Pop-up retail, or pop-up stores, flash sales, just like the name implies, is a retail store that open only for a short period of time. Many e-commerce businesses are using this trend to create a unique and exclusive shopping experience for their customers whilst test out the physical retail environment or to seek out new prospects.
Notably, there are three types of pop-up stores. The first, and could be the simplest type, is the ‘no digital involvement’ kind of store. The next level is semi-digital where vendors may incorporate some sort of mobile display or a point-of-sale (POS) system to aid the business. The last type, arguably the most effective, is smart pop-up where vendors make full use of technology to gain insights of the consumer behaviours and drive a personalised brand messages.
Why pop-up retail?
The toughest question for traditional brick-and-mortar stores has always been the location, how to lock in the best possible property that is not only attracts loads of customers but also secures an affordable rental price. Then, we witnessed the rising era of e-commerce as an efficient method of shopping for the working adults who prefer things to be fast and convenient.

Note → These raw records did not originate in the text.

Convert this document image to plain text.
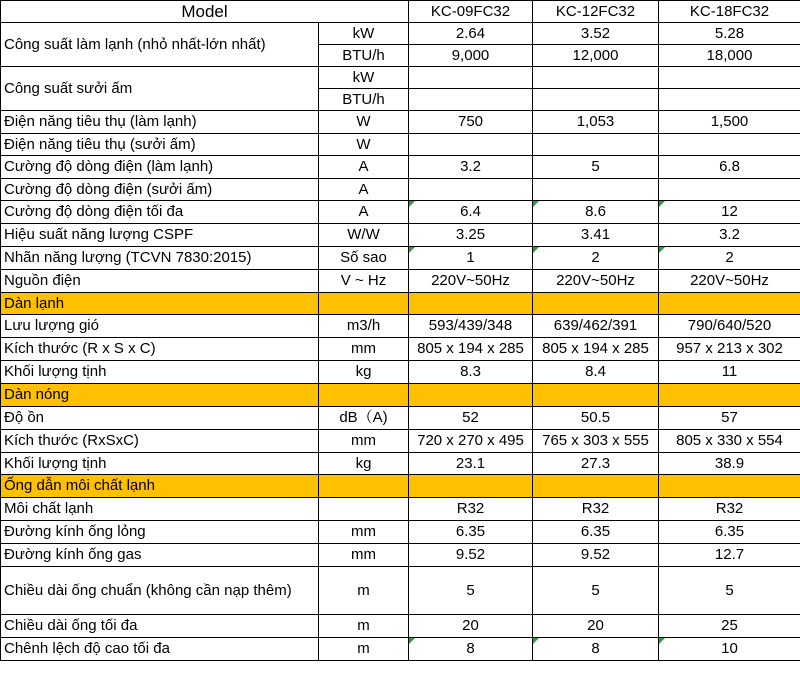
Model		KC-09FC32	KC-12FC32	KC-18FC32
Công suất làm lạnh (nhỏ nhất-lớn nhất)	kW	2.64	3.52	5.28
	BTU/h	9,000	12,000	18,000
Công suất sưởi ấm	kW			
	BTU/h			
Điện năng tiêu thụ (làm lạnh)	W	750	1,053	1,500
Điện năng tiêu thụ (sưởi ấm)	W			
Cường độ dòng điện (làm lạnh)	A	3.2	5	6.8
Cường độ dòng điện (sưởi ấm)	A			
Cường độ dòng điện tối đa	A	6.4	8.6	12
Hiệu suất năng lượng CSPF	W/W	3.25	3.41	3.2
Nhãn năng lượng (TCVN 7830:2015)	Số sao	1	2	2
Nguồn điện	V ~ Hz	220V~50Hz	220V~50Hz	220V~50Hz
Dàn lạnh				
Lưu lượng gió	m3/h	593/439/348	639/462/391	790/640/520
Kích thước (R x S x C)	mm	805 x 194 x 285	805 x 194 x 285	957 x 213 x 302
Khối lượng tịnh	kg	8.3	8.4	11
Dàn nóng				
Độ ồn	dB（A)	52	50.5	57
Kích thước (RxSxC)	mm	720 x 270 x 495	765 x 303 x 555	805 x 330 x 554
Khối lượng tịnh	kg	23.1	27.3	38.9
Ống dẫn môi chất lạnh				
Môi chất lạnh		R32	R32	R32
Đường kính ống lỏng	mm	6.35	6.35	6.35
Đường kính ống gas	mm	9.52	9.52	12.7
Chiều dài ống chuẩn (không cần nạp thêm)	m	5	5	5
Chiều dài ống tối đa	m	20	20	25
Chênh lệch độ cao tối đa	m	8	8	10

And now comes pop-up stores - the perfect meeting point of a traditional store and an online shopping site: to connect with new, potential customers in real life without wasting too much time and effort in setting up a physical footprint.

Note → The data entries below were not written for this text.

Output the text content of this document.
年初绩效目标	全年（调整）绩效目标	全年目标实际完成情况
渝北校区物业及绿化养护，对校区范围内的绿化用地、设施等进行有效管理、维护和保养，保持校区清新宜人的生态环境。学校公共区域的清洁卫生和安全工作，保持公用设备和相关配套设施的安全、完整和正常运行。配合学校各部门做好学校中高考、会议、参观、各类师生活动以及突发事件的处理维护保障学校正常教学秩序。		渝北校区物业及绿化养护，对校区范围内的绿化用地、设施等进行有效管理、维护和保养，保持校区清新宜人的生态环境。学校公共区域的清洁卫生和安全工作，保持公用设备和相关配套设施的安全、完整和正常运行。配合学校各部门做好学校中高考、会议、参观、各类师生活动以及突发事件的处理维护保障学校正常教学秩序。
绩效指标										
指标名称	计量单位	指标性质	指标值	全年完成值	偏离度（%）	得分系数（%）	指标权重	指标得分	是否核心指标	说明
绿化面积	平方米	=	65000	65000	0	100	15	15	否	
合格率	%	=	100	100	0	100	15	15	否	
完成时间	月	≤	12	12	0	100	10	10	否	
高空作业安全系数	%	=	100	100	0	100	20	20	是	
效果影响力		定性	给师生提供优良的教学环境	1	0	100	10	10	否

Major department stores like Macy’s are opening up to this new idea by giving over large chunks of their floor space to temporary kiosks and pop-up stores, which is a much better option than leaving empty strips of valuable properties to go to waste. With the surging number of retail stores closures during the past year, pop-up stores help to answer the aching questions in regards to real estate lease.

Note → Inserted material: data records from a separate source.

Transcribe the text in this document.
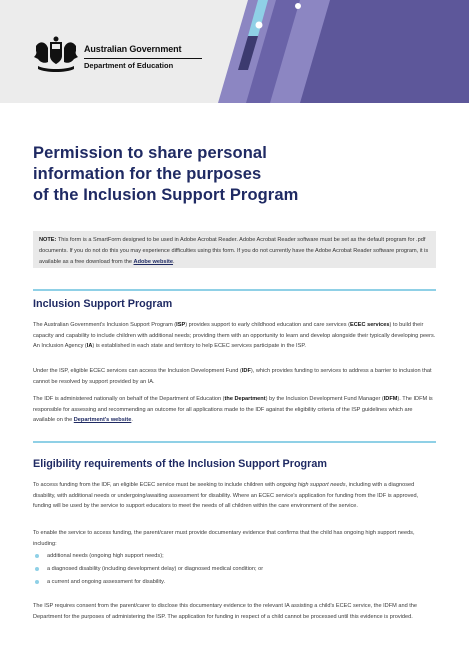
Australian Government
Department of Education
Permission to share personal
information for the purposes
of the Inclusion Support Program
NOTE: This form is a SmartForm designed to be used in Adobe Acrobat Reader. Adobe Acrobat Reader software must be set as the default program for .pdf documents. If you do not do this you may experience difficulties using this form. If you do not currently have the Adobe Acrobat Reader software program, it is available as a free download from the Adobe website.
Inclusion Support Program
The Australian Government's Inclusion Support Program (ISP) provides support to early childhood education and care services (ECEC services) to build their capacity and capability to include children with additional needs; providing them with an opportunity to learn and develop alongside their typically developing peers. An Inclusion Agency (IA) is established in each state and territory to help ECEC services participate in the ISP.
Under the ISP, eligible ECEC services can access the Inclusion Development Fund (IDF), which provides funding to services to address a barrier to inclusion that cannot be resolved by support provided by an IA.
The IDF is administered nationally on behalf of the Department of Education (the Department) by the Inclusion Development Fund Manager (IDFM). The IDFM is responsible for assessing and recommending an outcome for all applications made to the IDF against the eligibility criteria of the ISP guidelines which are available on the Department's website.
Eligibility requirements of the Inclusion Support Program
To access funding from the IDF, an eligible ECEC service must be seeking to include children with ongoing high support needs, including with a diagnosed disability, with additional needs or undergoing/awaiting assessment for disability. Where an ECEC service's application for funding from the IDF is approved, funding will be used by the service to support educators to meet the needs of all children within the care environment of the service.
To enable the service to access funding, the parent/carer must provide documentary evidence that confirms that the child has ongoing high support needs, including:
additional needs (ongoing high support needs);
a diagnosed disability (including development delay) or diagnosed medical condition; or
a current and ongoing assessment for disability.
The ISP requires consent from the parent/carer to disclose this documentary evidence to the relevant IA assisting a child's ECEC service, the IDFM and the Department for the purposes of administering the ISP. The application for funding in respect of a child cannot be processed until this evidence is provided.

Utilising technology in pop-up retail
Despite being short-lived, pop-up retail still offers a mountain of valuable insights for retailers to mine. By incorporating the suitable technologies, retail brands can still learn about the consumers such as their interests, the way they move throughout the kiosk and more.
Cameras, heat maps, interactive displays or other technology devices can be used in a digitally optimised pop-up store to capture data in real-time, then all data is streamed to one retail solution for analysation. From then, insights about the activities at the pop-up are displayed on an IoT dashboard in an easy-to-read manner for better understanding of the customer experience and to better serve the shoppers.
Pop-up retail and omnichannel
There’s another retail terminology that is also the buzzword these days, and that is omnichannel, an integrated, seamless customer experience regardless of whether they shop online or offline.
Infographic: How customers embrace omnichannel
How can omnichannel help pop-up retail? Maybe ModCloth can give an explanation to this question.
ModCloth is an American e-commerce website founded in 2002. They are best known for their vintage clothing for women. In recent years, they are starting to host pop-up stores in major cities such as San Francisco, Los Angeles, Portland and Austin in order to attract larger demographic that are into retro/vintage fashion with ModCloth’s exclusive and limited selection.
If the customers pay extra, they can book a personal consultation with Modcloth stylists and learn everything they want to know about the products. However, the catch is the customers are not allowed to bring home the outfit they selected at the pop-up store but rather have to order through the on-site employees or place the order themselves at home.
By utilising omnichannel experience at a pop-up store, ModCloth is exposing themselves to potential customers by allowing them to interact and experience purchasing with the brand. If they are interested in the products offered, they will do more in-depth research and probably buy more via their online presence.
People like to be a part of something special and unique; pop-up retail when done right can provide an outstanding experience that would make the shoppers shriek “I was there before it was gone”. Whether your organisation is fixated on selling the products exclusive online or in a traditional brick-and-mortar shop located in a mall downtown, or you are intending to combine the two types of shopping to create a more hybrid experience, pop-up stores are here to stay. So why not make use of this trend and try out something different for your brand!